The Epic School of Golf Course Design

Background photo: Royal County Down, the world’s most Epic course.

Introduction

As with pretty much every aspect of the game, there's no one right way to design a golf course.

in fact the variety experienced by playing a number of courses is a huge part of what makes the sport so enjoyable for every golfer.  But over the course of my +/- 30-year infatuation with golf—more so in the last 20 of those years than in the previous 10—I've developed a fairly well-defined lens through which I view every course I play, and by which I judge the success of the design.

In his seminal work Grounds for Golf, Geoff Shackelford discusses six schools of design: the Natural, the Penal, the Strategic, the Heroic, the Freeway, and the Framing. 

The goal of this website is to assert and celebrate the existence of a seventh design school: the Epic.

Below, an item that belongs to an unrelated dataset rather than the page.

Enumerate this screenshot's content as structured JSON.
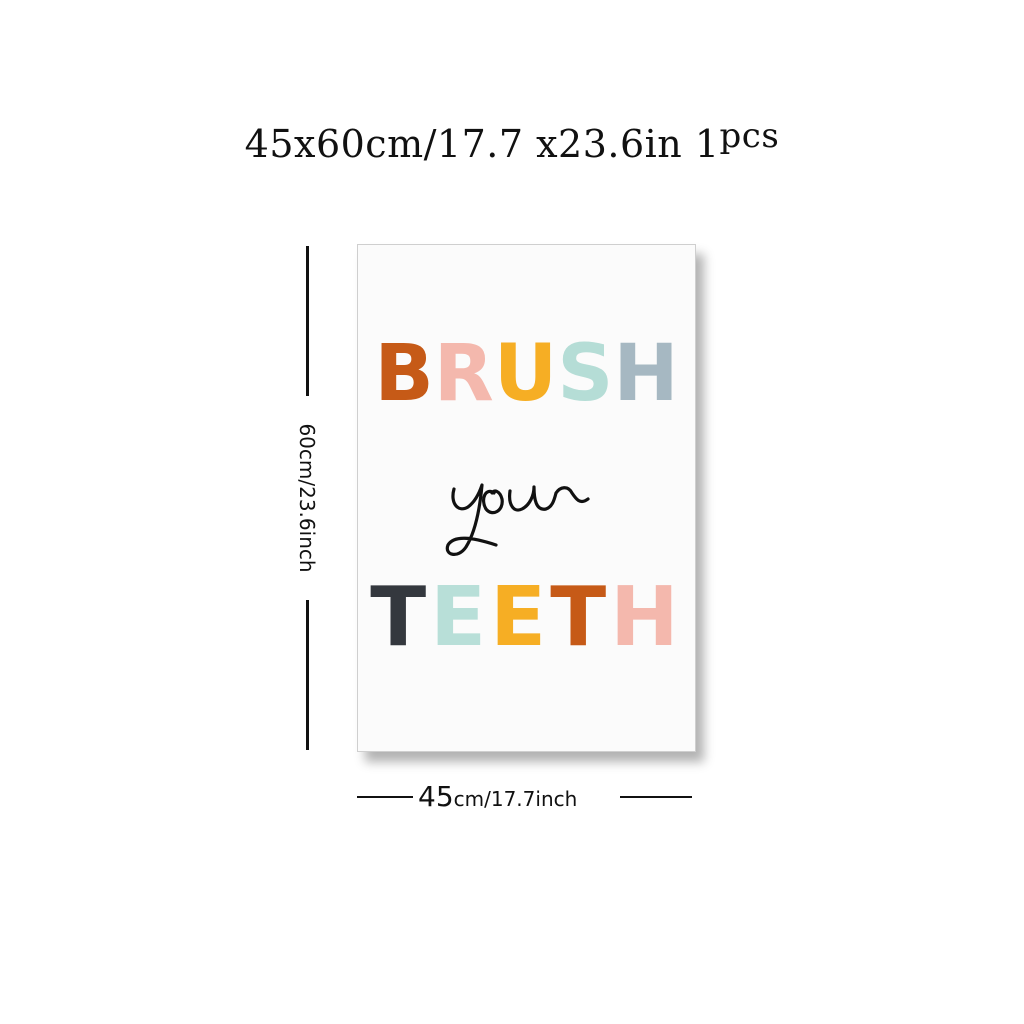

I hope that the following distinctions, each of which will be fleshed out fully in the coming months and years, will help the reader get a handle on the characteristics of this school.

Epic Golf IS...

  • A Passion

  • At Ease with the Amateur and the Anonymous

  • Honest and Intimidating

  • Muscular, Vigorous, and at Times Raw

  • Manifest and Inevitable

  • Grand but Intimate

  • Adventurous and Thrilling

  • Responsive to Course Management

  • Concerned with Pacing

  • Demanding Off the Tee

  • Exhausting and Satisfying

  • Partial to the Vintage

  • Innately Appealing

  • Memorable; Laden with Character

Epic Golf IS NOT...

  • A Business

  • Driven by the Professional and the Ego

  • Gimmicky or Deliberately Uncomfortable

  • Flabby, Anorexic, or Delicate

  • Contrived or Conspicuously Cerebral

  • Wasteful and Sprawling

  • Bland and Insipid

  • Defined by Strategy

  • Obsessed with Routing

  • Charitable with Its Tee Shots

  • Soothing and Facile

  • Excited by the Contemporary

  • Reliant on Scenery

  • Spectacularly Ordinary

The Epic links of Cruden Bay

Looking out over the dunes of Cruden Bay

While I have no formal training in earthmoving, drainage, agronomy, or environmental concerns, neither did many of history's most successful golf course architects...they simply found people who did have expertise in those areas to help them accomplish their vision.

"The fact that golf courses are interactive--they are built to be played--gives the golfer special license to criticize."-- Tom Doak, The Anatomy of a Golf Course

What I do have is a passion and an appreciation for architectural history and architectural criticism--and not just for golf courses. (It was almost more than a passion.  I went to grad school in architecture for a year before deciding that it wasn't my field, and I'm still generally disposed to most design topics.)

The 16th at Ballybunion

The 16th at Ballybunion

Architecture and golf architecture similar in that they are both experiential. I couldn't agree more with Tom Doak's quote above. And I hope Doak will not mind when I inevitably criticize his own work in future articles on this site!

I don't by any means profess that Epic characteristics comprise the only lens through which to evaluate course design.  But it is my firm opinion that the game would be even more addictive for the vast majority of golfers if more architects considered these criteria in their designs.